While a few species, such as the familiar waxy monkey frog (P. sauvagii), inhabit arid regions, most monkey frogs are found in tropical forests. The tiger-leg monkey frog is no exception. It has a large distribution in the lowland rain forests of the Amazon Basin, extending northeast into Guyana, French Guiana and Suriname. They’re often found around swampy areas where there are pools that flood during the rainy season, which is where they breed.

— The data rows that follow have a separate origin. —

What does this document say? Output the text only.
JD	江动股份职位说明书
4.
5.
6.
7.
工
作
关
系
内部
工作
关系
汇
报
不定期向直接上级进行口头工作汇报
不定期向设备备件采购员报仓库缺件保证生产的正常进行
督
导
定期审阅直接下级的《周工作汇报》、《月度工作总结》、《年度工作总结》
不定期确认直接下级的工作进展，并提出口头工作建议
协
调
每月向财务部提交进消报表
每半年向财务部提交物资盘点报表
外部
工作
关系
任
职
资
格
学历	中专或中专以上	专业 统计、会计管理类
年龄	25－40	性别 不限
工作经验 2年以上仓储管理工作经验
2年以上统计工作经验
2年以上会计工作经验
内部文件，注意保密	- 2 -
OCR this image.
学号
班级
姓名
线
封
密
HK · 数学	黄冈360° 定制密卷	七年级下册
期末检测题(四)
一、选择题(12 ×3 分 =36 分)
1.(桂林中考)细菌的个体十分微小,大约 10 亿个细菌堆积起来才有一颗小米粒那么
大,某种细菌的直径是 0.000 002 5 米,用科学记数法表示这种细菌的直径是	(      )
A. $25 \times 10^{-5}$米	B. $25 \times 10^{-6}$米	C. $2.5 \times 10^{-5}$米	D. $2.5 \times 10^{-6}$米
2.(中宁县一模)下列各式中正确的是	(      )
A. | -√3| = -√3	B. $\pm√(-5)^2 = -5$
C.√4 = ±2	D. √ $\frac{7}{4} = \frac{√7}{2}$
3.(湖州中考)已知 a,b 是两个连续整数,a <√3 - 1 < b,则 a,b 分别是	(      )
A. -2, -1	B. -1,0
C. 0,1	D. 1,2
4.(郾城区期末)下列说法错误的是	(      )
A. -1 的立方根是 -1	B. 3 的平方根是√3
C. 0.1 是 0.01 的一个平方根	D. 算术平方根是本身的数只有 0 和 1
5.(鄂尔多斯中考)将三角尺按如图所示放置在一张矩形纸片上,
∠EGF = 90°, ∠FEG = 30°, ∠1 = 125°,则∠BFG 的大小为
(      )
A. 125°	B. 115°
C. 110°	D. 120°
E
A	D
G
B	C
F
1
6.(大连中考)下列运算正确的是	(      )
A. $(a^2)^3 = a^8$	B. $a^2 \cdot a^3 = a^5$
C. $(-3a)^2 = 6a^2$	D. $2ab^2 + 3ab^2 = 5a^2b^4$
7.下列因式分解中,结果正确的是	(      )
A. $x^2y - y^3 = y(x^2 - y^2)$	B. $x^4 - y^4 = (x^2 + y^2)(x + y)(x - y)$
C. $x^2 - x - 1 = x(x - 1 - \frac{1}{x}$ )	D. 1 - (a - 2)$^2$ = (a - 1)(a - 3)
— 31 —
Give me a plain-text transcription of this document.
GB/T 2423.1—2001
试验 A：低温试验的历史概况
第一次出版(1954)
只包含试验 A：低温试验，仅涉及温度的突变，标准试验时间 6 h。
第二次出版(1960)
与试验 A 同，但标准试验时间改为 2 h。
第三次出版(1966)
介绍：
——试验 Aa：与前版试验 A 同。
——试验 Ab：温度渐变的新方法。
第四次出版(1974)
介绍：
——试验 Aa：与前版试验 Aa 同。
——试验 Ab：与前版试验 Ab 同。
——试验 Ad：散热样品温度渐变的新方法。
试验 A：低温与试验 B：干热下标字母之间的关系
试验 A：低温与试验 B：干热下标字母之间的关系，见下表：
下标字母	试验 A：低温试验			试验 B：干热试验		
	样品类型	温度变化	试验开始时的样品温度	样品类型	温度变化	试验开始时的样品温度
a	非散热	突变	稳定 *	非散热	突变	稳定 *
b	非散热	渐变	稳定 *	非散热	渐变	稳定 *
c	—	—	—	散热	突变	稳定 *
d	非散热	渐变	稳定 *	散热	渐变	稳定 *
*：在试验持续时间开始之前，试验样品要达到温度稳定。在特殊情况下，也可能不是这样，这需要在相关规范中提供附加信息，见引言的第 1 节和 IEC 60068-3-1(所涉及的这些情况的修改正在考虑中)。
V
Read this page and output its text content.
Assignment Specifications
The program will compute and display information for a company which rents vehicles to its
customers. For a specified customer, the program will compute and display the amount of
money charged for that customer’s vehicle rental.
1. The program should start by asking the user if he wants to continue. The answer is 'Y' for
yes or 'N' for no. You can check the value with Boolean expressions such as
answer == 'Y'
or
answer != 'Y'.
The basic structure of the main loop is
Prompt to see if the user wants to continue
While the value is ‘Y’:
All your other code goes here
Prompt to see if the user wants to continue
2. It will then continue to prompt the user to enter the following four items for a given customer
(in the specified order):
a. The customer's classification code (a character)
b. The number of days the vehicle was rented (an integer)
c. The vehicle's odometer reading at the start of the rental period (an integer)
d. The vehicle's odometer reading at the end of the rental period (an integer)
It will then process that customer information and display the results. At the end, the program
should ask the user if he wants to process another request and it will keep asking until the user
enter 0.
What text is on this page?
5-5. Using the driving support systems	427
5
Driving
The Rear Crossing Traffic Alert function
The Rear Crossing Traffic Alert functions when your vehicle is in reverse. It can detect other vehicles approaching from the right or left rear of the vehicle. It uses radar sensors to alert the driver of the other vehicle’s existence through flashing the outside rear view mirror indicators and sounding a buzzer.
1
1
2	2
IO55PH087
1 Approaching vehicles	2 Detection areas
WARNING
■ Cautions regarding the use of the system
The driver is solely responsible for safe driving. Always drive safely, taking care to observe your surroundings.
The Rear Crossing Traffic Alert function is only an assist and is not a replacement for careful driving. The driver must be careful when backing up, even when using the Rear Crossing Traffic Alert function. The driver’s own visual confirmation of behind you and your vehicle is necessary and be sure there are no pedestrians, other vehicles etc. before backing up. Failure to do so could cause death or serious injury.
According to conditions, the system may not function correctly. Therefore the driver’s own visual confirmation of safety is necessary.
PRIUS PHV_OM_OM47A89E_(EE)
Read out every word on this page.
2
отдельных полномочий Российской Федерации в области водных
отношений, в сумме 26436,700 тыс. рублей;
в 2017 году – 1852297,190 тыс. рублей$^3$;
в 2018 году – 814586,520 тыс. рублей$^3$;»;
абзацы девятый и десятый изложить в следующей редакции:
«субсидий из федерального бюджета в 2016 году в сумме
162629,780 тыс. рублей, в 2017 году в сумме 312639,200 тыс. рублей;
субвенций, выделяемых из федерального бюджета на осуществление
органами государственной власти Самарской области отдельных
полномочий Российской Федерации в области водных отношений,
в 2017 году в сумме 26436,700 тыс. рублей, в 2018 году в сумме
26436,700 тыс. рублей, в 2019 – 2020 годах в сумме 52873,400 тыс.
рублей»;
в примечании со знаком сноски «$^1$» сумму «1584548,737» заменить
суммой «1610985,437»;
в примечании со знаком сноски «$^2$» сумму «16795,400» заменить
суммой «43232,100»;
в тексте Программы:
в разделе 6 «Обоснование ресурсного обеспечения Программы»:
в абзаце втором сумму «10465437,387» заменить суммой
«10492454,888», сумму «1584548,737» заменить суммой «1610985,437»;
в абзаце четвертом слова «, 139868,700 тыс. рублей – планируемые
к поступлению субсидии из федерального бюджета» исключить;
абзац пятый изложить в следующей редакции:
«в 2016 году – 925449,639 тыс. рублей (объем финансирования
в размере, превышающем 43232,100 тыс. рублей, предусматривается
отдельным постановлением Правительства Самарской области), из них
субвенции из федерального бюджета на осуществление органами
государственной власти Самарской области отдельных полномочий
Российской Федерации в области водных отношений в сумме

As adults, male tiger-leg monkey frogs usually grow to between 1.7 and 2.1 inches in length, while females are typically larger, up to 2.4 inches long. Dorsally, they are green and blend into the leaves on which they sleep during the day. Coloration varies with temperature and lighting. Tiger-leg monkey frogs can appear almost turquoise in certain conditions, but they are more typically a darker forest green. While asleep during the day, they conceal the bright stripes on their flanks and legs, only exposing the beautiful tangerine and black bands at night when active.
Choosing A Tiger-Leg Monkey Frog
Tiger-leg monkey frogs can be fragile amphibians, and starting off with healthy stock is important for success. Wild-caught tiger-legs are seasonally exported from Suriname each year, but they are best avoided because they can be difficult to acclimate to captivity. Wild-caught individuals may outwardly appear healthy at purchase only to parish several weeks later due to elevated internal parasite levels or bacterial infections which have taken over when their immune system was compromised during transport. If you are going to take the risk to acclimate a group of wild-caught P. tomopterna to captivity, have the assistance of an experienced herp veterinarian on hand, who can diagnose and treat the health problems that are likely to arise.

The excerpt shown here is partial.